In Iredell, many educators are convinced a change has already occurred. For some students, the simple act of having their own laptop has led to a deeper sense of ownership over their assignments and education, said East Iredell science teacher Angela Trusler.
Before East Iredell seventh grader Iyana James received her laptop, she said she never used her home computer for school. Now, with her own personal device, she sees it as her tool to better understand the subjects that she found more difficult like social studies and science.
When asked how the laptop has helped her in school, she starts to answer, then has a better idea.
“For science class, I did a PowerPoint on Newton’s Law,” she said. “Can I show you that?”
Reproduction of this story is not permitted.

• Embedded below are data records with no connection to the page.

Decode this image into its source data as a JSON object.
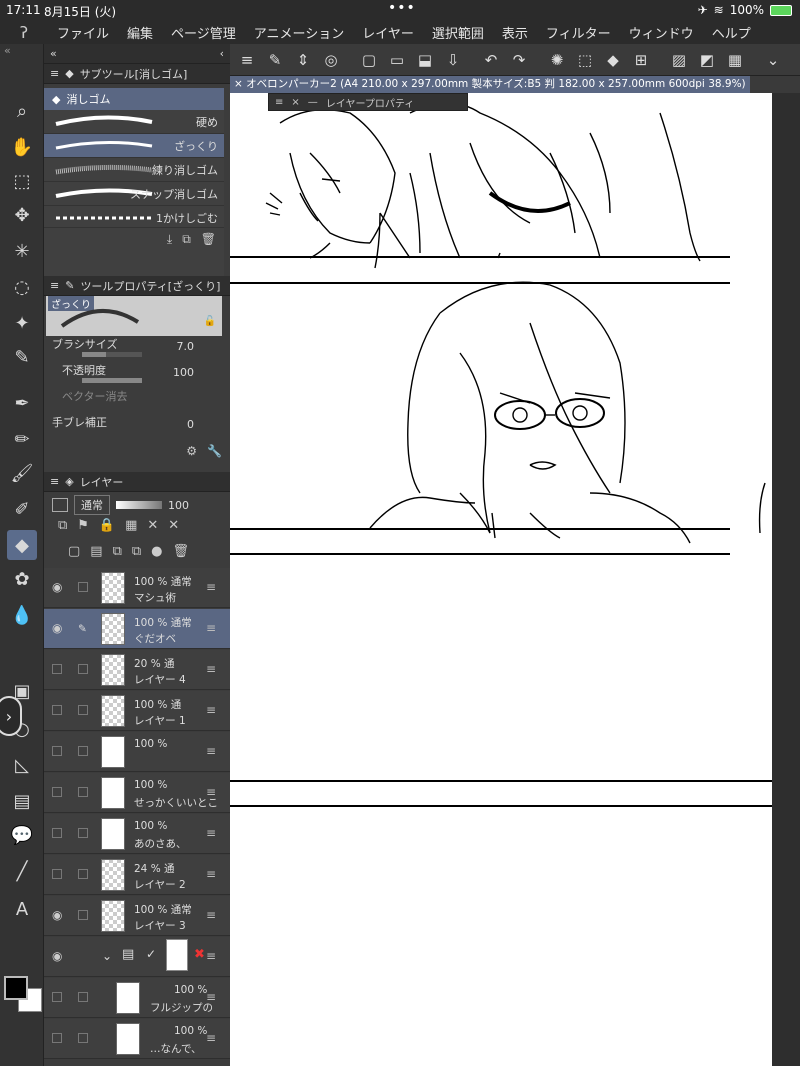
{
  "status": {
    "time": "17:11",
    "date": "8月15日 (火)",
    "battery": "100%"
  },
  "menu": [
    "ファイル",
    "編集",
    "ページ管理",
    "アニメーション",
    "レイヤー",
    "選択範囲",
    "表示",
    "フィルター",
    "ウィンドウ",
    "ヘルプ"
  ],
  "subtool": {
    "title": "サブツール[消しゴム]",
    "group": "消しゴム",
    "items": [
      {
        "label": "硬め"
      },
      {
        "label": "ざっくり"
      },
      {
        "label": "練り消しゴム"
      },
      {
        "label": "スナップ消しゴム"
      },
      {
        "label": "1かけしごむ"
      }
    ]
  },
  "toolprop": {
    "title": "ツールプロパティ[ざっくり]",
    "preset": "ざっくり",
    "brush_size_label": "ブラシサイズ",
    "brush_size": "7.0",
    "opacity_label": "不透明度",
    "opacity": "100",
    "vector_label": "ベクター消去",
    "stabilize_label": "手ブレ補正",
    "stabilize": "0"
  },
  "layers_panel": {
    "title": "レイヤー",
    "blend": "通常",
    "opacity": "100",
    "rows": [
      {
        "pct": "100 % 通常",
        "name": "マシュ術"
      },
      {
        "pct": "100 % 通常",
        "name": "ぐだオベ"
      },
      {
        "pct": "20 % 通",
        "name": "レイヤー 4"
      },
      {
        "pct": "100 % 通",
        "name": "レイヤー 1"
      },
      {
        "pct": "100 %",
        "name": ""
      },
      {
        "pct": "100 %",
        "name": "せっかくいいとこ"
      },
      {
        "pct": "100 %",
        "name": "あのさあ、"
      },
      {
        "pct": "24 % 通",
        "name": "レイヤー 2"
      },
      {
        "pct": "100 % 通常",
        "name": "レイヤー 3"
      },
      {
        "pct": "",
        "name": ""
      },
      {
        "pct": "100 %",
        "name": "フルジップの"
      },
      {
        "pct": "100 %",
        "name": "…なんで、"
      }
    ]
  },
  "document": {
    "tab": "オベロンパーカー2 (A4 210.00 x 297.00mm 製本サイズ:B5 判 182.00 x 257.00mm 600dpi 38.9%)",
    "float_panel": "レイヤープロパティ"
  }
}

I’m glad to see the focus on training teachers first and rolling out the technology with teaching and learning in mind. In Napa, we are doing the same but with more emphasis on pedagogy – the learning experience. All schools in Napa Unified School District (31 schools, 18,000 students) are moving toward tech-infused project and problem-based learning – for all students and in every classroom. To make this possible the district is buying iPads and Chromebooks but in addition, all middle and high school students are invited to BYOD – bring your own device. The long term sustainability of this approach is the only answer for tech to become embedded permanently in schools. With tremendous support from the community for kids who can’t afford their own device, NapaLearns is leading fundraising for this endeavor. Kids and teachers alike LOVE the new approach!